Consider a single keyword ‘ieee’. Instead of storing a plain text keyword used for user account access, the hash string is stored in the blockchain-based system. The hash string of ‘ieee’ can be generated by the following simple three-line Python program sha256.py:

import hashlib

ho=hashlib.sha256(b'ieee')

print(ho.hexdigest())

The generated hash string is as follows:

dda47a668088d1e402d0a8ce2b489870631ea5a1d0746c47291c3b0a5b672ede

Remember that the hash string converted from keyword(s) is stored in the blockchain-based systems.

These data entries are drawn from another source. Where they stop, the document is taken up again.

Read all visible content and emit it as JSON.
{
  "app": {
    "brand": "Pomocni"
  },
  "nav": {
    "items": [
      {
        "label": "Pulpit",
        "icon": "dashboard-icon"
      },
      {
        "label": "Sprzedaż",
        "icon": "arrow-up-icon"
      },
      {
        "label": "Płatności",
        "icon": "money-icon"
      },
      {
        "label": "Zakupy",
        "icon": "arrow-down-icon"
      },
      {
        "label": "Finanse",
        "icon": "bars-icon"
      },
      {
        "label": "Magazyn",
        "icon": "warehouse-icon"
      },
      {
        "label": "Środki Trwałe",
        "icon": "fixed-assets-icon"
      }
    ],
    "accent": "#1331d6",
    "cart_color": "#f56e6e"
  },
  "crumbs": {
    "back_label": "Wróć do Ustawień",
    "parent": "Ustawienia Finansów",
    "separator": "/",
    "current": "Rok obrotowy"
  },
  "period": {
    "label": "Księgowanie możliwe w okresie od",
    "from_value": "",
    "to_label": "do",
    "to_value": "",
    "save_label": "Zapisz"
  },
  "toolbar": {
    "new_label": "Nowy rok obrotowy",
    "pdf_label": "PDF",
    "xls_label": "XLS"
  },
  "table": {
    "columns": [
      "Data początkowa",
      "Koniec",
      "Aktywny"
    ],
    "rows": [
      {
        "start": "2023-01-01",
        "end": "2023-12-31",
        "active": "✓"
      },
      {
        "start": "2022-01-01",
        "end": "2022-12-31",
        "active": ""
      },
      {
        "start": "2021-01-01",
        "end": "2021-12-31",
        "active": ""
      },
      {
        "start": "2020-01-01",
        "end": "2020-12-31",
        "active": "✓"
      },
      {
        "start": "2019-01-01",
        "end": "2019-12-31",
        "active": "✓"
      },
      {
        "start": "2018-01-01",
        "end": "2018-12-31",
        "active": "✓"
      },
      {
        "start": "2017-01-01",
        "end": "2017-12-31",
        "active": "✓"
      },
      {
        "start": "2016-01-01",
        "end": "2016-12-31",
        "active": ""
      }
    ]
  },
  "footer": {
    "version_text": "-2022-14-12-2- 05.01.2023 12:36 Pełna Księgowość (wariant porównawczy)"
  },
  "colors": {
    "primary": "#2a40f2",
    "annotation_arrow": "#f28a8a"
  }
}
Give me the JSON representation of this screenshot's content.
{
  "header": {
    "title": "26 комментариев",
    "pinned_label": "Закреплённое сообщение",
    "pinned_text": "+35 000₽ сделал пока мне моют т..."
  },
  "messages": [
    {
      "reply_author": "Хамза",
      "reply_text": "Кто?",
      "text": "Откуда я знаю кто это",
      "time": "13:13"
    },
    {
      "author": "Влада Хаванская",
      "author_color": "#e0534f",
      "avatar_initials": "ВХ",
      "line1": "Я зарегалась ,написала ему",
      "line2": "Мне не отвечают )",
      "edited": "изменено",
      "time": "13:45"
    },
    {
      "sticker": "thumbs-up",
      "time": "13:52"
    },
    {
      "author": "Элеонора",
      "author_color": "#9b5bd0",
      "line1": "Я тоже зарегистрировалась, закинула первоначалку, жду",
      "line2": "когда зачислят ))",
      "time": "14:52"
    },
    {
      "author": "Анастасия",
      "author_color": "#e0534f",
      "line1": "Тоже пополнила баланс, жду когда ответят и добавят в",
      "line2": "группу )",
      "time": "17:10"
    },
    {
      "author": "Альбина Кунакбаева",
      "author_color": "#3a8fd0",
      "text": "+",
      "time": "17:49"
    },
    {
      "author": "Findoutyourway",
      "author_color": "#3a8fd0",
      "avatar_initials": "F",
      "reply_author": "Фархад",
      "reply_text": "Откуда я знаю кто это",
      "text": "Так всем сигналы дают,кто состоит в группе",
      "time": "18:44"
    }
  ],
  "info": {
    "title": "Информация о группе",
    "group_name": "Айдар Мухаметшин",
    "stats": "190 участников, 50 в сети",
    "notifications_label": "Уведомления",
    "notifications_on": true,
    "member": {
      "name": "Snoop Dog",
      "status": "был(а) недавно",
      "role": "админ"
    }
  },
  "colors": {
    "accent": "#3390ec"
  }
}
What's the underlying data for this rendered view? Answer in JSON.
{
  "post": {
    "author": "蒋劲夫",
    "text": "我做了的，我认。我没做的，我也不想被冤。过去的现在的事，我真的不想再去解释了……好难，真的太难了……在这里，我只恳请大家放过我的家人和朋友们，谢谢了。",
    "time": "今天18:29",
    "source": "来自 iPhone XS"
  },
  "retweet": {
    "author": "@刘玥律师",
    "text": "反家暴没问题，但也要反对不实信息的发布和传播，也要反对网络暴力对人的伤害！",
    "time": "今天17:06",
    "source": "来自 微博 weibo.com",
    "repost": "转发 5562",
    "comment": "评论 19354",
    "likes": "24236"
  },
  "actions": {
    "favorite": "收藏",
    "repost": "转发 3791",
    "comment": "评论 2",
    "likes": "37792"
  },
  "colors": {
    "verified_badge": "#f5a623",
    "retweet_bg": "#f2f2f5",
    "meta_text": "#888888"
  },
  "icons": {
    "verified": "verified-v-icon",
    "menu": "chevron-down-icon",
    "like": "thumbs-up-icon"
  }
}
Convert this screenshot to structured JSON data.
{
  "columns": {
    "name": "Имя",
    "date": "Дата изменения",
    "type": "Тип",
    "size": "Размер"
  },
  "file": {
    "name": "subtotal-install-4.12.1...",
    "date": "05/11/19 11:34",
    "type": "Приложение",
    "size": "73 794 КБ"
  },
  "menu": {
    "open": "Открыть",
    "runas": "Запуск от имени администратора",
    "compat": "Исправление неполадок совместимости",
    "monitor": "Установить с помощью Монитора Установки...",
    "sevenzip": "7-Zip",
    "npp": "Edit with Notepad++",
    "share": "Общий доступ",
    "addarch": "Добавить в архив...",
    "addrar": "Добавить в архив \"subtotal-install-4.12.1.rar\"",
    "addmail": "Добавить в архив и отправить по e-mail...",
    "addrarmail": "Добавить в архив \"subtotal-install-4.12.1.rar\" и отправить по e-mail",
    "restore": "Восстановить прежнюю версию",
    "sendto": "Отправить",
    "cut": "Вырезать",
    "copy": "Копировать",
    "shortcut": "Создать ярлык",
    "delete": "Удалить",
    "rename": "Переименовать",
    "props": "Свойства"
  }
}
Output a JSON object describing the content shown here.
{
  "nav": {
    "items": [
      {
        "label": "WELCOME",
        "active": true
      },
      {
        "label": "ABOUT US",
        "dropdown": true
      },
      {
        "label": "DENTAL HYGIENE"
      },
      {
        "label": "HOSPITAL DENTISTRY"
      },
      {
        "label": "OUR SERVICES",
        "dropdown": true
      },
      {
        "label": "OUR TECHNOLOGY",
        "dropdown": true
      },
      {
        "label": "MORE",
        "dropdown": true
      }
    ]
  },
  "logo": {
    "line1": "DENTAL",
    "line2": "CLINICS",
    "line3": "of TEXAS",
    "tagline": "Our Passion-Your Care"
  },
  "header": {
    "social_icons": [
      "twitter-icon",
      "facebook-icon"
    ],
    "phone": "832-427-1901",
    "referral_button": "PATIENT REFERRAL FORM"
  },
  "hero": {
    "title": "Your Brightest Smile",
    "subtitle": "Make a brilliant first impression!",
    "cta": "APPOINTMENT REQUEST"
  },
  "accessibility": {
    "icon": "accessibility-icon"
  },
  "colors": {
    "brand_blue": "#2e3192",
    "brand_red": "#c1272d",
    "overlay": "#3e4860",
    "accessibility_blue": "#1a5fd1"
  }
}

How to reverse hash string to keyword(S)

Copy the generated hash string and paste it to the following site:

http://md5decrypt.net/en/Sha256/#answer

Then, click the Decrypt button on your browser. Within 0.041s, the keyword ‘ieee’ will be displayed on the browser. This demonstration shows that reversing the hash string to a keyword ‘ieee’ is successful. Without cracking SHA256, the hash string can be converted to a keyword using the database approach while k database must be prepared for reversing where k is the number of possible keywords. If you have two keywords for demonstrating the reversibility, we must use the k x k database where k is the number of possible keywords for reversing a hash string to two keywords. Even if k is million keywords with two keywords in a blockchain, building a tera (10^12) database is still feasible for reversing in the blockchain-based system. Therefore, we must use at least three keywords or more for securing the blockchain-based system. However, the current blockchain systems usually use two keywords (username and password) which should be avoided.

Conclusion

This paper recommends that three or more keywords of the hash function SHA256 should be used for user account access in the blockchain-based systems. The database approach simply defeats its design goal of the blockchain-based system without cracking the SHA256 algorithm as long as the database can be created.